By the time our comely companion returned to the car, we had seized hold of a splendid idea. Instead of the usual coffee-shop breakfast, why not a real posh ending to a great night? Breakfast in splendor! Instead of slinking into a sleazy diner and mixing with the early coffee crowd, we headed for the Ambassador Hotel (N. State and Goethe), where Chicago's ultra-swank Pump Room is housed.
We knew the Pump Room wouldn't be open, but correctly reasoned that such a plush hostelry must have some elaborate facilities for the care and feeding of those denizens who don't hanker for breakfast in bed. The dining room is called The Assembly, a sumptuous, high ceilinged bit of a elegance that smacks of good taste. Breakfast in these opulent surroundings proved just the right ticket for two sleepy people. There's undoubtedly a class hotel in your town, too; that has a room like The Assembly, and we suggest you try it the next time you're up greeting the gentle lark.
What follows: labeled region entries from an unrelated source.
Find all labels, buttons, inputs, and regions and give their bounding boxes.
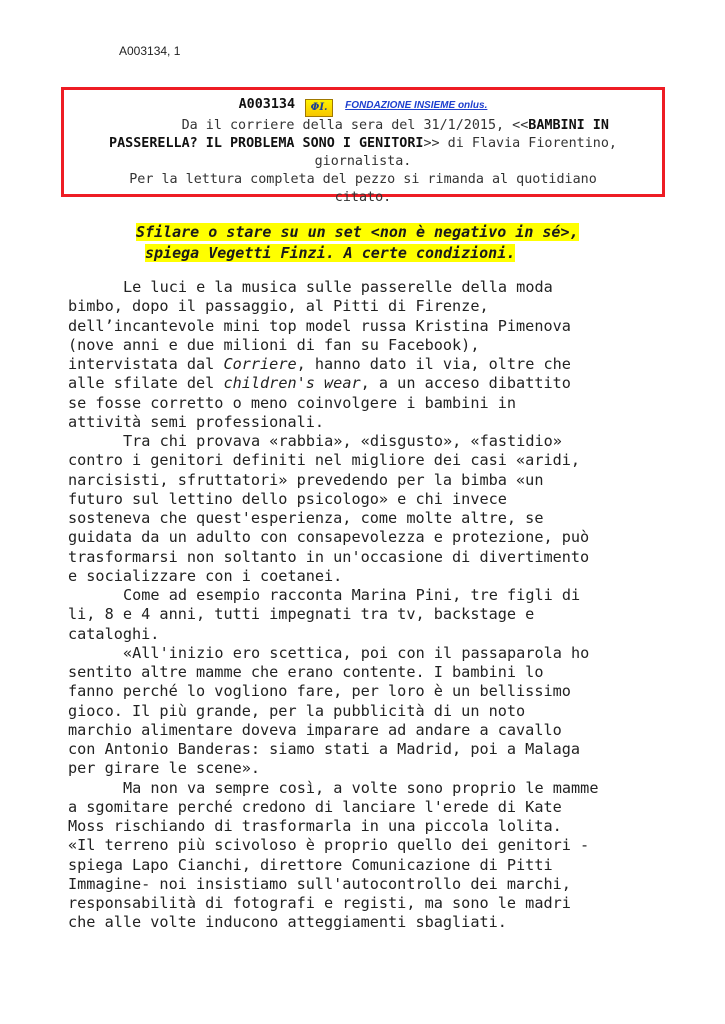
paragraph-line: bimbo, dopo il passaggio, al Pitti di Firenze, (68, 297, 489, 316)
paragraph-line: sosteneva che quest'esperienza, come molte altre, se (68, 509, 544, 527)
paragraph-line: «Il terreno più scivoloso è proprio quello dei genitori - (68, 836, 590, 855)
paragraph-line: intervistata dal Corriere, hanno dato il via, oltre che (68, 355, 571, 373)
article-body (68, 278, 668, 933)
paragraph-line: Immagine- noi insistiamo sull'autocontrollo dei marchi, (68, 874, 571, 893)
paragraph-line: marchio alimentare doveva imparare ad andare a cavallo (68, 720, 562, 739)
paragraph-line: guidata da un adulto con consapevolezza e protezione, può (68, 528, 590, 547)
source-text: Da il corriere della sera del 31/1/2015, << (181, 118, 529, 133)
paragraph-line: contro i genitori definiti nel migliore dei casi «aridi, (68, 451, 581, 470)
paragraph-line: attività semi professionali. (68, 412, 325, 431)
subtitle-line-2: spiega Vegetti Finzi. A certe condizioni. (145, 244, 516, 262)
article-title-part-1: BAMBINI IN (528, 118, 609, 133)
author-text: >> di Flavia Fiorentino, (423, 136, 617, 151)
paragraph-line: dell’incantevole mini top model russa Kristina Pimenova (68, 316, 571, 335)
paragraph-line: narcisisti, sfruttatori» prevedendo per la bimba «un (68, 470, 544, 489)
paragraph-line: se fosse corretto o meno coinvolgere i bambini in (68, 393, 517, 412)
childrens-wear-term: children's wear (223, 374, 361, 393)
paragraph-line: fanno perché lo vogliono fare, per loro è un bellissimo (68, 682, 571, 701)
newspaper-name: Corriere (223, 355, 297, 373)
header-box (61, 87, 665, 205)
header-line-4: giornalista. (314, 154, 412, 169)
paragraph-line: e socializzare con i coetanei. (68, 566, 343, 585)
foundation-link[interactable]: FONDAZIONE INSIEME onlus. (345, 100, 488, 111)
paragraph-line: gioco. Il più grande, per la pubblicità di un noto (68, 701, 526, 720)
paragraph-line: Ma non va sempre così, a volte sono proprio le mamme (123, 778, 599, 797)
paragraph-line: che alle volte inducono atteggiamenti sbagliati. (68, 913, 507, 932)
header-line-1 (64, 96, 662, 117)
paragraph-line: Tra chi provava «rabbia», «disgusto», «fastidio» (123, 432, 562, 450)
page-code: A003134, 1 (119, 44, 181, 58)
paragraph-line: futuro sul lettino dello psicologo» e chi invece (68, 489, 507, 508)
paragraph-line: trasformarsi non soltanto in un'occasione di divertimento (68, 547, 590, 566)
paragraph-line: con Antonio Banderas: siamo stati a Madrid, poi a Malaga (68, 740, 581, 758)
header-line-5: Per la lettura completa del pezzo si rimanda al quotidiano (129, 172, 597, 187)
paragraph-line: responsabilità di fotografi e registi, ma sono le madri (68, 894, 571, 912)
paragraph-line: sentito altre mamme che erano contente. I bambini lo (68, 663, 544, 681)
paragraph-line: li, 8 e 4 anni, tutti impegnati tra tv, backstage e (68, 605, 535, 624)
subtitle (136, 222, 656, 264)
paragraph-line: per girare le scene». (68, 759, 261, 778)
header-line-6: citato. (334, 190, 392, 205)
subtitle-line-1: Sfilare o stare su un set <non è negativo in sé>, (136, 223, 579, 241)
foundation-logo-icon: ΦI. (305, 99, 333, 117)
header-line-2 (64, 117, 662, 135)
paragraph-line: (nove anni e due milioni di fan su Facebook), (68, 335, 480, 354)
document-code: A003134 (238, 97, 296, 112)
paragraph-line: Le luci e la musica sulle passerelle della moda (123, 278, 553, 296)
paragraph-line: cataloghi. (68, 624, 160, 643)
paragraph-line: Come ad esempio racconta Marina Pini, tre figli di (123, 586, 581, 604)
header-line-3 (64, 135, 662, 153)
paragraph-line: Moss rischiando di trasformarla in una piccola lolita. (68, 817, 562, 835)
paragraph-line: a sgomitare perché credono di lanciare l'erede di Kate (68, 797, 562, 816)
paragraph-line: alle sfilate del children's wear, a un acceso dibattito (68, 374, 571, 393)
article-title-part-2: PASSERELLA? IL PROBLEMA SONO I GENITORI (109, 136, 424, 151)
paragraph-line: spiega Lapo Cianchi, direttore Comunicazione di Pitti (68, 855, 553, 874)
paragraph-line: «All'inizio ero scettica, poi con il passaparola ho (123, 643, 590, 662)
We flew up to Cambridge, Massachusetts recently for an extended two-day house party given by a close friend of ours on the Harvard faculty. By the time we arrived, his modest, bookish apartment was alive with toothsome young Radcliffes, Wellesleys, a few Barnards and several Vassars. We established rapport with a Radcliffe graduate student, and as the evening wore on, suggested that, perhaps, the two of us might sneak away for a while. She suggested we drive into Boston proper to a place called The Stable (20 Huntington Ave., near, Copley Square), which was warmly described as a jazz workshop. It was. Governed by the ex-Kenton trumpet of Herb Pomeroy, the style flowed out smoothly and with proper restraint, in the best cool school tradition. We completely knocked ourselves out until 1 A.M., then returned to the party. Spirits were still high there, too, and so were the guests.
International relations notwithstanding, serious soldiers of fortune will find the Russian Bear (645 Lexington), an interesting place in which to break bread in New York City. Right down to the hatchick, everyone's authentically Russian--strictly the pre-Revolution variety, however. Ambulating fiddle and accordion prepared our souls for Borsch Malorossiyskiy, a touch of Beluga Caviar and beef Stroganov. After dinner we found it edifying to have our palms analyzed by Gypsy Rava, a sage just in from the steppes of central Asia. Vodka Martinis, we discovered again, produce a remarkable effect on the drinker.